Full Next.js / React example

"use client";

import { useState } from "react";
import {
  createShhhPasskey,
  signShhhMessage,
  hasShhhPasskey,
} from "@chipi-stack/chipi-passkey";
import { useCreateWallet } from "@chipi-stack/chipi-react";

export function PasskeySignUp() {
  const { createWalletAsync, isLoading } = useCreateWallet();
  const [wallet, setWallet] = useState<unknown>(null);

  async function onSignUp() {
    const { credentialId, publicKeyHex } = await createShhhPasskey(
      "user-42",
      "Alice",
    );
    const w = await createWalletAsync({
      params: {
        externalUserId: "user-42",
        chain: "STARKNET",
        walletType: "SHHH",
        signerKind: "WEBAUTHN_P256",
        ownerPubkey: publicKeyHex,
      },
      bearerToken,
    });
    setWallet(w);
  }

  async function onSignTx() {
    // Compute the SHHH OE hash for the transfer you want to send — your
    // existing wallet flow already builds this. Replace `0n` with the
    // real `computeOeHash` output for your call.
    const messageHash = 0n;
    const { authenticatorData, clientDataJSON, signatureDer } =
      await signShhhMessage({ messageHash });
    // Forward the assertion bytes to your paymaster flow — see step 3
    // above for the envelope-wrapping detail.
    console.log({ authenticatorData, clientDataJSON, signatureDer });
  }

  if (hasShhhPasskey()) {
    return <button onClick={onSignTx}>Sign a transfer with Touch ID</button>;
  }
  return (
    <button onClick={onSignUp} disabled={isLoading}>
      Sign up with Touch ID
    </button>
  );
}

What happens if the user has a passkey already?

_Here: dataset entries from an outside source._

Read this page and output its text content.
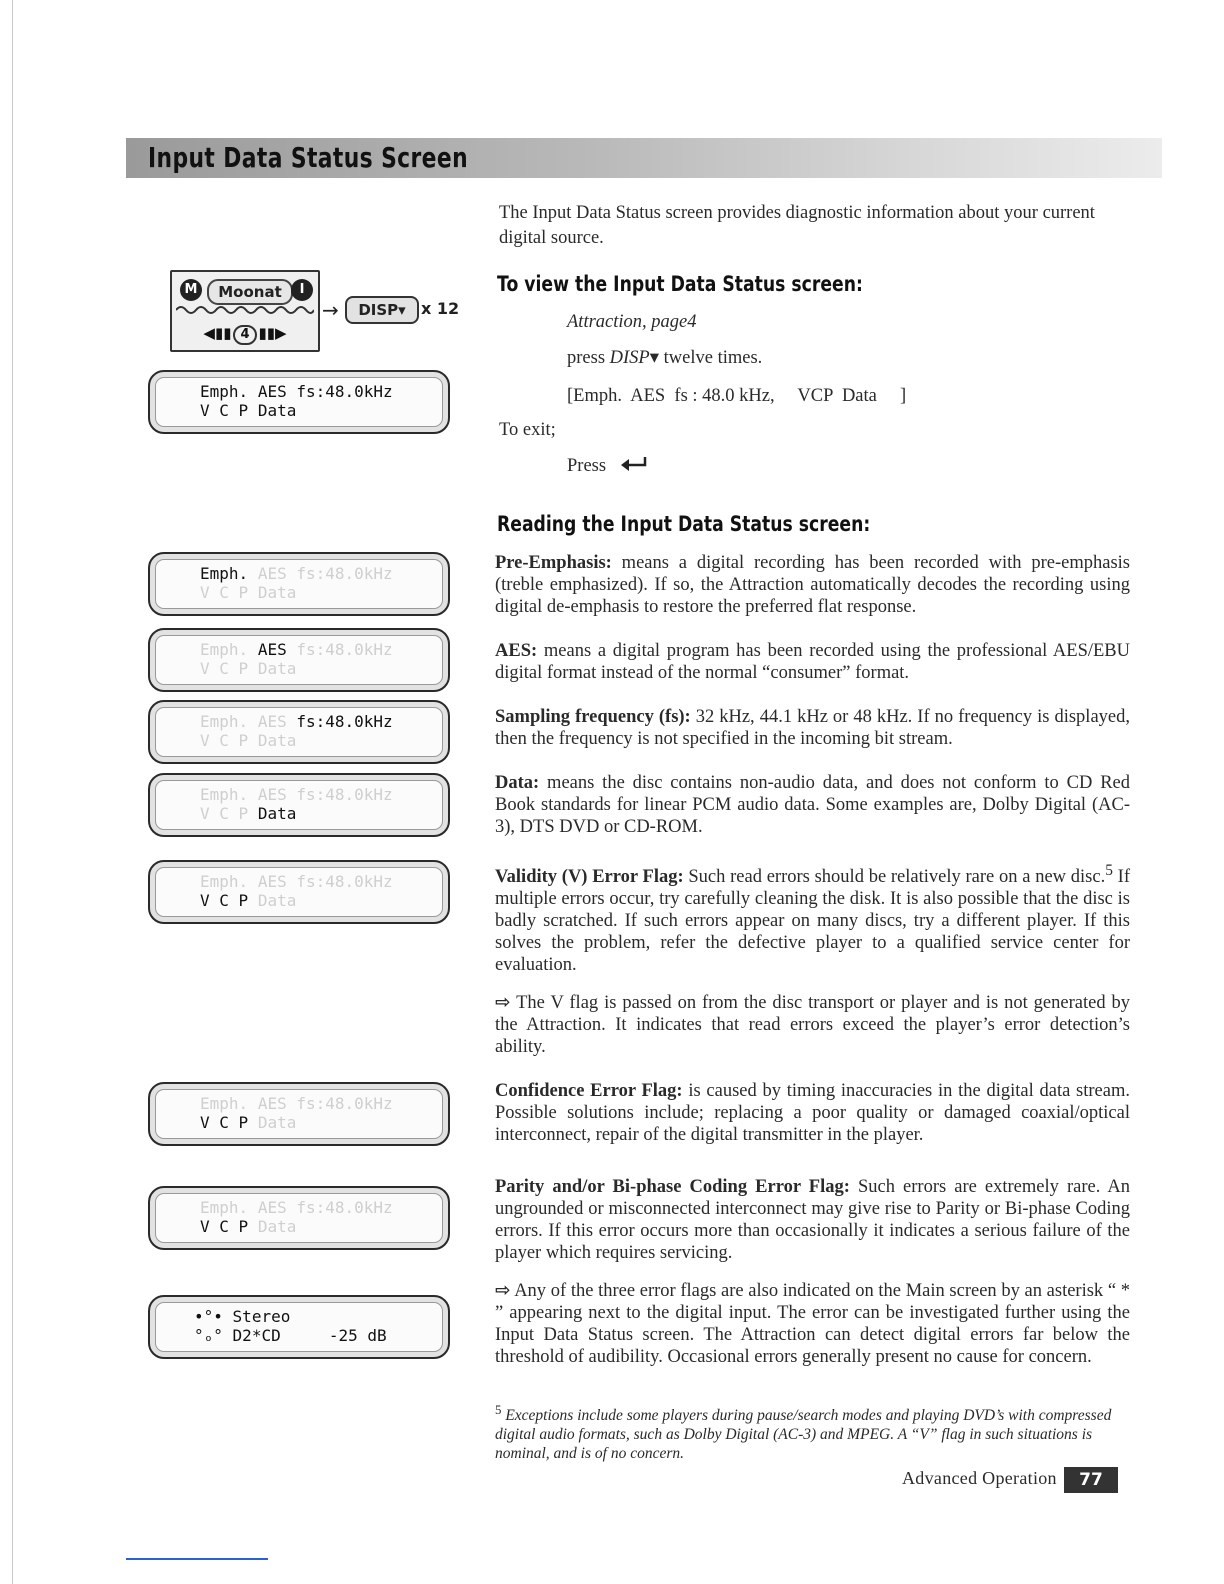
Input Data Status Screen
The Input Data Status screen provides diagnostic information about your current digital source.
M	Moonat	I
◀▮▮ 4 ▮▮▶
→	DISP▾ x 12
Emph. AES fs:48.0kHz
V C P Data
Emph. AES fs:48.0kHz
V C P Data
Emph. AES fs:48.0kHz
V C P Data
Emph. AES fs:48.0kHz
V C P Data
Emph. AES fs:48.0kHz
V C P Data
Emph. AES fs:48.0kHz
V C P Data
Emph. AES fs:48.0kHz
V C P Data
Emph. AES fs:48.0kHz
V C P Data
•°• Stereo
°ₒ° D2*CD	-25 dB
To view the Input Data Status screen:
Attraction, page4
press DISP▾ twelve times.
[Emph.  AES  fs : 48.0 kHz,     VCP  Data     ]
To exit;
Press
Reading the Input Data Status screen:
Pre-Emphasis: means a digital recording has been recorded with pre-emphasis (treble emphasized). If so, the Attraction automatically decodes the recording using digital de-emphasis to restore the preferred flat response.
AES: means a digital program has been recorded using the professional AES/EBU digital format instead of the normal “consumer” format.
Sampling frequency (fs): 32 kHz, 44.1 kHz or 48 kHz. If no frequency is displayed, then the frequency is not specified in the incoming bit stream.
Data: means the disc contains non-audio data, and does not conform to CD Red Book standards for linear PCM audio data. Some examples are, Dolby Digital (AC-3), DTS DVD or CD-ROM.
Validity (V) Error Flag: Such read errors should be relatively rare on a new disc.$^5$ If multiple errors occur, try carefully cleaning the disk. It is also possible that the disc is badly scratched. If such errors appear on many discs, try a different player. If this solves the problem, refer the defective player to a qualified service center for evaluation.
⇨ The V flag is passed on from the disc transport or player and is not generated by the Attraction. It indicates that read errors exceed the player’s error detection’s ability.
Confidence Error Flag: is caused by timing inaccuracies in the digital data stream. Possible solutions include; replacing a poor quality or damaged coaxial/optical interconnect, repair of the digital transmitter in the player.
Parity and/or Bi-phase Coding Error Flag: Such errors are extremely rare. An ungrounded or misconnected interconnect may give rise to Parity or Bi-phase Coding errors. If this error occurs more than occasionally it indicates a serious failure of the player which requires servicing.
⇨ Any of the three error flags are also indicated on the Main screen by an asterisk “ * ” appearing next to the digital input. The error can be investigated further using the Input Data Status screen. The Attraction can detect digital errors far below the threshold of audibility. Occasional errors generally present no cause for concern.
$^5$ Exceptions include some players during pause/search modes and playing DVD’s with compressed digital audio formats, such as Dolby Digital (AC-3) and MPEG. A “V” flag in such situations is nominal, and is of no concern.
Advanced Operation	77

hasShhhPasskey() checks localStorage for a stored credential id, so you can branch your UI between “Sign up” and “Sign in” without prompting. If the user wipes their browser storage, the credential id is lost but the passkey itself still lives in the platform authenticator — you’ll prompt them once to re-discover it.

When biometrics aren’t available

If isWebAuthnSupported() returns false, fall back to the PIN flow described in When passkeys fail. That flow is also the right one for legacy CHIPI v29 wallets, which use a PRF-derived encryption key instead of a P-256 signature.